Pola ini tidak meredup ketika kedatangan Belanda. Justru “bule” satu ini lebih dalam menanamkan pola penguasa kebal hukum ini. Dari gubernur jenderal sampai sinder alias mandor menjadi manusia superior. Dan rakyat dipaksa menelan mentah-mentah kenyataan ini dengan ancaman popor senjata.
Pasca kemerdekaan, Orde Baru melanggengkan praktik kuasa ini. Militer ikut ambil bagian layaknya kasta ksatria di era kerajaan. Maka hari ini kita mewarisi mentalitas brengsek macam ini. Pemangku jabatan adalah sosok “titipan tuhan” yang bisa bebas dari desakan dan tuntutan. Dan Iwan Bule menjadi salah satu “titipan tuhan” ini.
Selain mental superior ini, pemangku jabatan selalu mendapat fasilitas lebih. Bahkan di luar urusan menunjang kinerja. Jika pada era kerajaan, para pejabat mendapat jatah tanah berikut masyarakat di dalamnya. Pada era modern, urusan pulsa saja dibelikan negara. Belum lagi posisi di urusan bisnis. Fasilitas ini mematikan nalar pelayanan masyarakat menjadi pencapaian dan kesuksesan. Dan siapa yang mau merelakan pencapaian dan kesuksesan karena kesalahan yang dilakukan sendiri?
Maka seorang pemangku jabatan rela lengser sangat langka ditemui. Kecuali dengan lobi politik atau desakan semasif reformasi, tidak ada pejabat yang siap mundur sebagai bentuk tanggung jawab. Lha gimana, mereka merasa menjadi “titipan Tuhan” dan bukan pelayan masyarakat.
Selevel kepala RT yang melarikan uang iuran warga saja tidak akan lengser ketika ketahuan. Menteri yang jelas bersalah masalah bansos saja mengulur waktu untuk mengundurkan diri.
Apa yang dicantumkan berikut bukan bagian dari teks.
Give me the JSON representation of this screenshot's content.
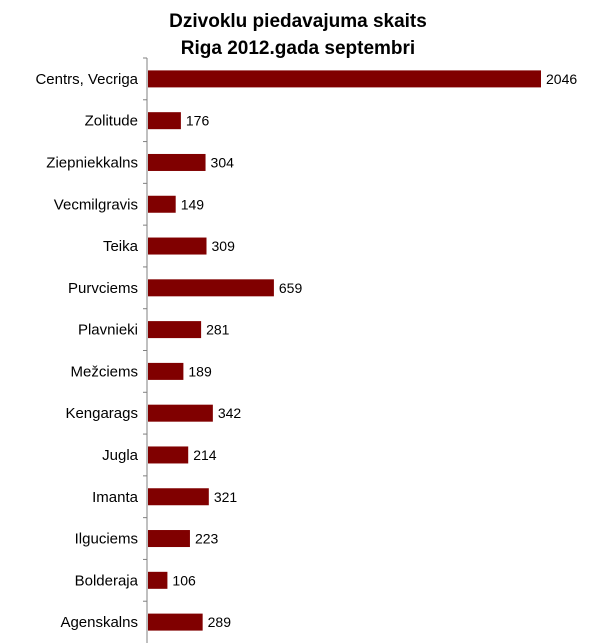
{
  "chart_data": {
    "type": "bar",
    "orientation": "horizontal",
    "title": [
      "Dzivoklu piedavajuma skaits",
      "Riga 2012.gada septembri"
    ],
    "categories": [
      "Centrs, Vecriga",
      "Zolitude",
      "Ziepniekkalns",
      "Vecmilgravis",
      "Teika",
      "Purvciems",
      "Plavnieki",
      "Mežciems",
      "Kengarags",
      "Jugla",
      "Imanta",
      "Ilguciems",
      "Bolderaja",
      "Agenskalns"
    ],
    "values": [
      2046,
      176,
      304,
      149,
      309,
      659,
      281,
      189,
      342,
      214,
      321,
      223,
      106,
      289
    ],
    "xlim": [
      0,
      2046
    ],
    "grid": false,
    "legend": "none",
    "colors": {
      "bar": "#800000",
      "axis": "#808080",
      "text": "#000000"
    }
  }
}
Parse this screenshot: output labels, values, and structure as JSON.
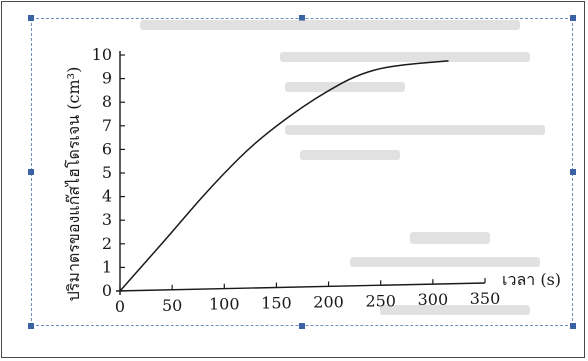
{
  "chart_data": {
    "type": "line",
    "title": "",
    "xlabel": "เวลา (s)",
    "ylabel": "ปริมาตรของแก๊สไฮโดรเจน (cm³)",
    "xlim": [
      0,
      350
    ],
    "ylim": [
      0,
      10
    ],
    "x_ticks": [
      "0",
      "50",
      "100",
      "150",
      "200",
      "250",
      "300",
      "350"
    ],
    "y_ticks": [
      "0",
      "1",
      "2",
      "3",
      "4",
      "5",
      "6",
      "7",
      "8",
      "9",
      "10"
    ],
    "grid": false,
    "series": [
      {
        "x": [
          0,
          25,
          50,
          75,
          100,
          125,
          150,
          175,
          200,
          225,
          250,
          275,
          300,
          315
        ],
        "y": [
          0,
          1.25,
          2.5,
          3.8,
          5.0,
          6.1,
          7.0,
          7.8,
          8.5,
          9.1,
          9.45,
          9.6,
          9.7,
          9.75
        ]
      }
    ],
    "colors": {
      "line": "#1a1a1a",
      "axis": "#1a1a1a"
    }
  },
  "frame": {
    "border_color": "#4a4a4a",
    "selection_color": "#3c62a6"
  }
}
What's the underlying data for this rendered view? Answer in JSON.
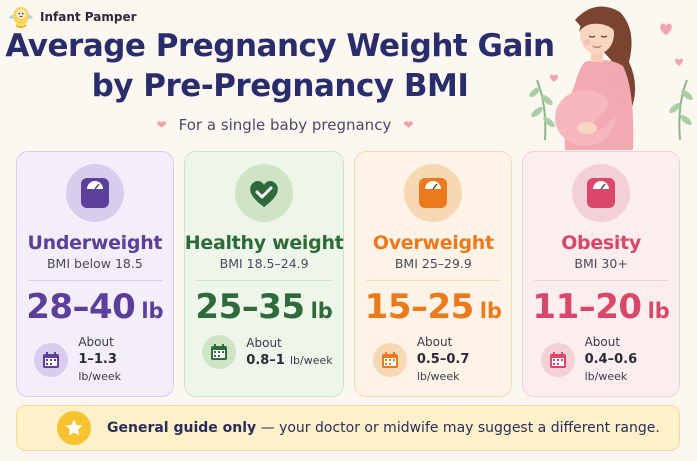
{
  "brand": {
    "name": "Infant Pamper"
  },
  "title": {
    "line1": "Average Pregnancy Weight Gain",
    "line2": "by Pre-Pregnancy BMI"
  },
  "subtitle": "For a single baby pregnancy",
  "cards": [
    {
      "title": "Underweight",
      "bmi": "BMI below 18.5",
      "range": "28–40",
      "unit": "lb",
      "about": "About",
      "rate": "1–1.3",
      "rate_unit": "lb/week",
      "color": "#5b3f9a",
      "bg": "#f3eefa",
      "border": "#d9cdef",
      "icon": "scale-icon"
    },
    {
      "title": "Healthy weight",
      "bmi": "BMI 18.5–24.9",
      "range": "25–35",
      "unit": "lb",
      "about": "About",
      "rate": "0.8–1",
      "rate_unit": "lb/week",
      "color": "#2f6b3a",
      "bg": "#eef6ea",
      "border": "#cfe3c6",
      "icon": "heart-check-icon"
    },
    {
      "title": "Overweight",
      "bmi": "BMI 25–29.9",
      "range": "15–25",
      "unit": "lb",
      "about": "About",
      "rate": "0.5–0.7",
      "rate_unit": "lb/week",
      "color": "#ec7a1c",
      "bg": "#fdf3e6",
      "border": "#f6d9b4",
      "icon": "scale-icon"
    },
    {
      "title": "Obesity",
      "bmi": "BMI 30+",
      "range": "11–20",
      "unit": "lb",
      "about": "About",
      "rate": "0.4–0.6",
      "rate_unit": "lb/week",
      "color": "#d9486a",
      "bg": "#fcedef",
      "border": "#f3cfd6",
      "icon": "scale-icon"
    }
  ],
  "footer": {
    "bold": "General guide only",
    "rest": " — your doctor or midwife may suggest a different range."
  }
}
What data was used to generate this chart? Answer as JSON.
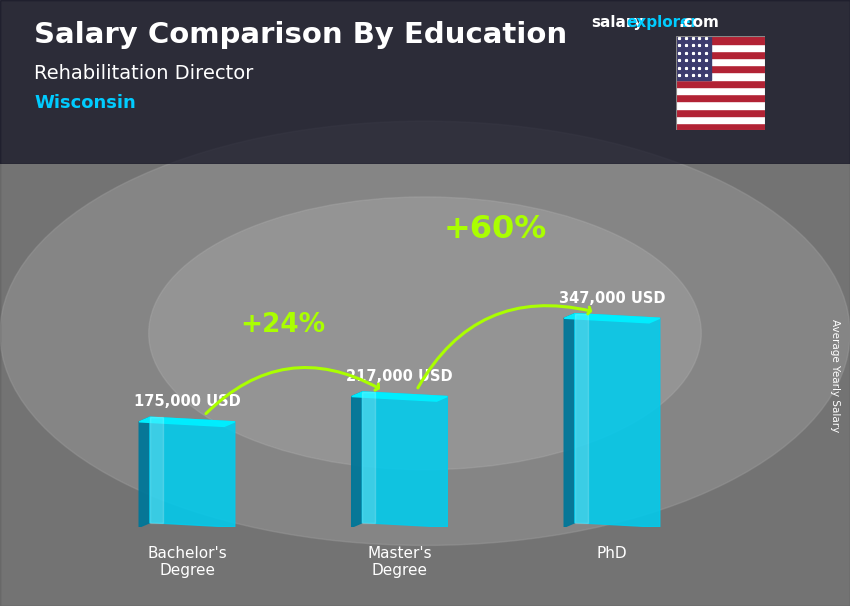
{
  "title": "Salary Comparison By Education",
  "subtitle": "Rehabilitation Director",
  "location": "Wisconsin",
  "categories": [
    "Bachelor's\nDegree",
    "Master's\nDegree",
    "PhD"
  ],
  "values": [
    175000,
    217000,
    347000
  ],
  "value_labels": [
    "175,000 USD",
    "217,000 USD",
    "347,000 USD"
  ],
  "pct_labels": [
    "+24%",
    "+60%"
  ],
  "bar_face_color": "#00ccee",
  "bar_left_color": "#007799",
  "bar_top_color": "#00eeff",
  "bar_highlight_color": "#ffffff",
  "background_dark": "#404040",
  "title_color": "#ffffff",
  "subtitle_color": "#ffffff",
  "location_color": "#00ccff",
  "value_label_color": "#ffffff",
  "pct_color": "#aaff00",
  "arrow_color": "#aaff00",
  "ylabel_text": "Average Yearly Salary",
  "figsize": [
    8.5,
    6.06
  ],
  "dpi": 100
}
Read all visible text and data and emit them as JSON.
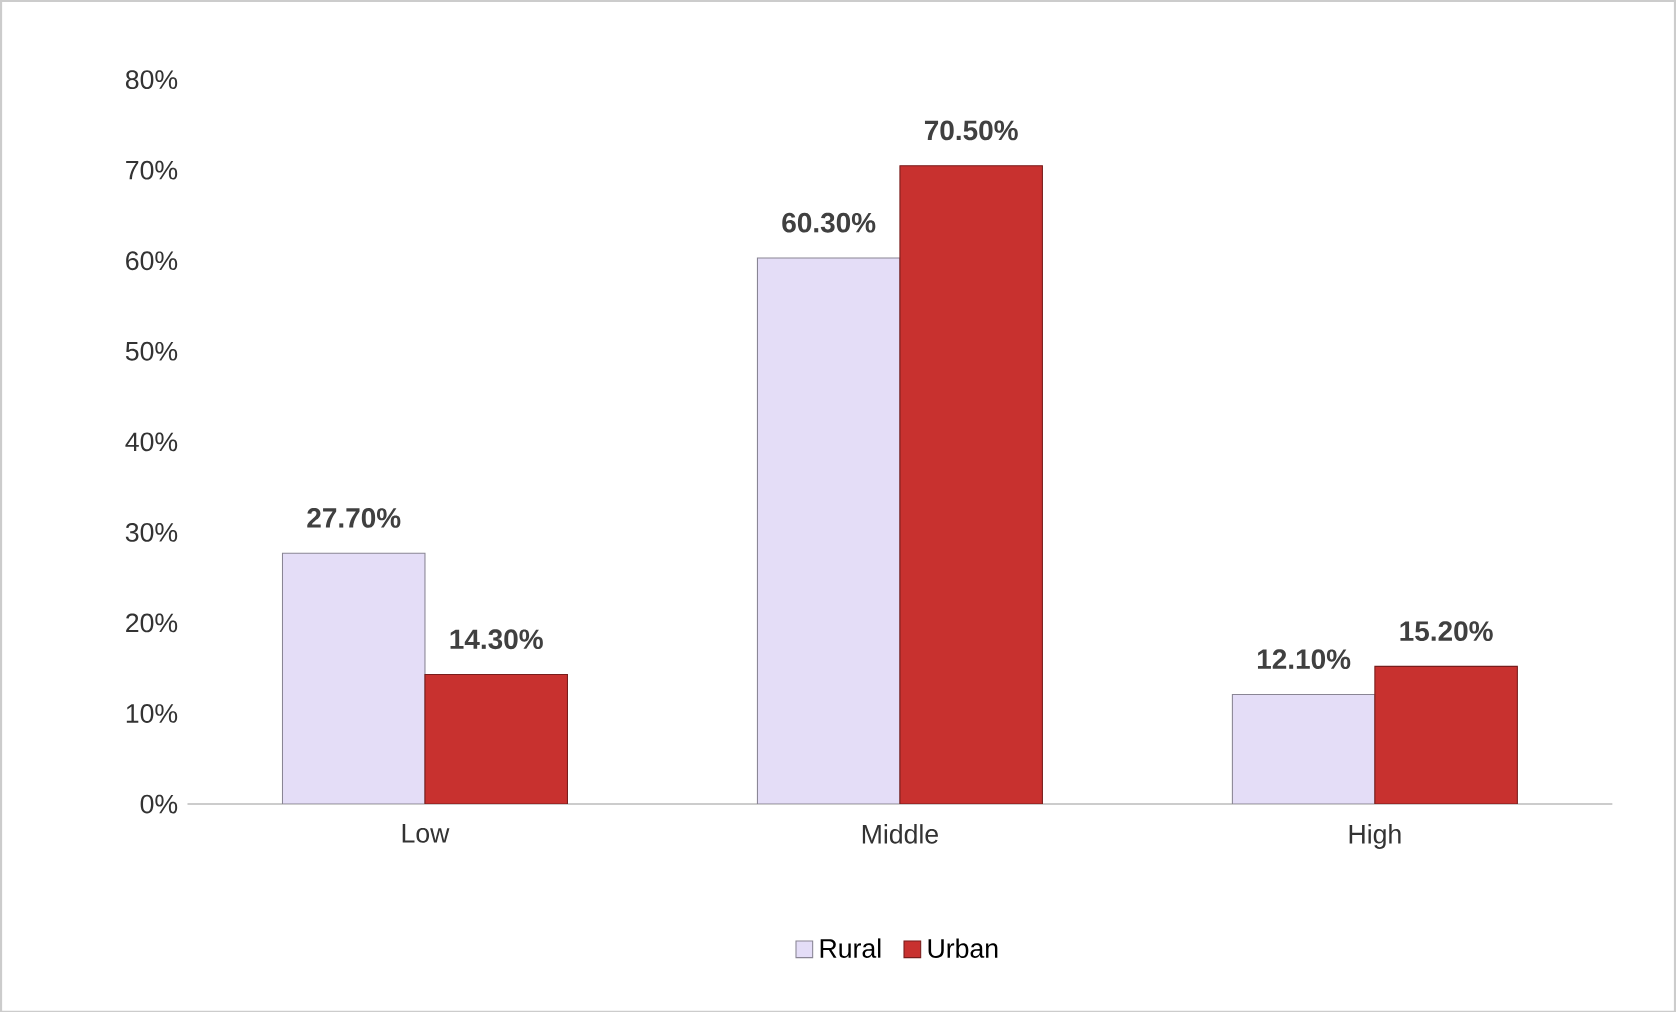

Apalagi selevel Iwan Bule, orang yang (merasa) menyelamatkan persepakbolaan Indonesia, si paling paham sepak bola, dan pensiunan pejabat pula.
Mungkin saja Iwan Bule akan mengundurkan diri. Mungkin setelah desakan dari masyarakat terlalu membahayakan posisinya, ia baru kepikrian. Tapi, jika menanti beliau rela lengser keprabon ketika masa seperti ini, ah saya saja pesimis. Saya lebih yakin Lia Eden adalah Jibril daripada Iwan Bule lengser karena kesadaran tanpa tekanan dan lobi.
Sorak sorai kepada Iwan Bule, Sang Ketua PSSI yang tetap teguh memegang jabatan meskipun menghadapi badai paling keras. Tidak gentar meskipun ada ratusan orang tewas pada masa kepemimpinannya. Iwan Bule akan abadi tetap (ngeyel) jadi Ketua PSSI, meskipun harus berjalan di atas genangan darah.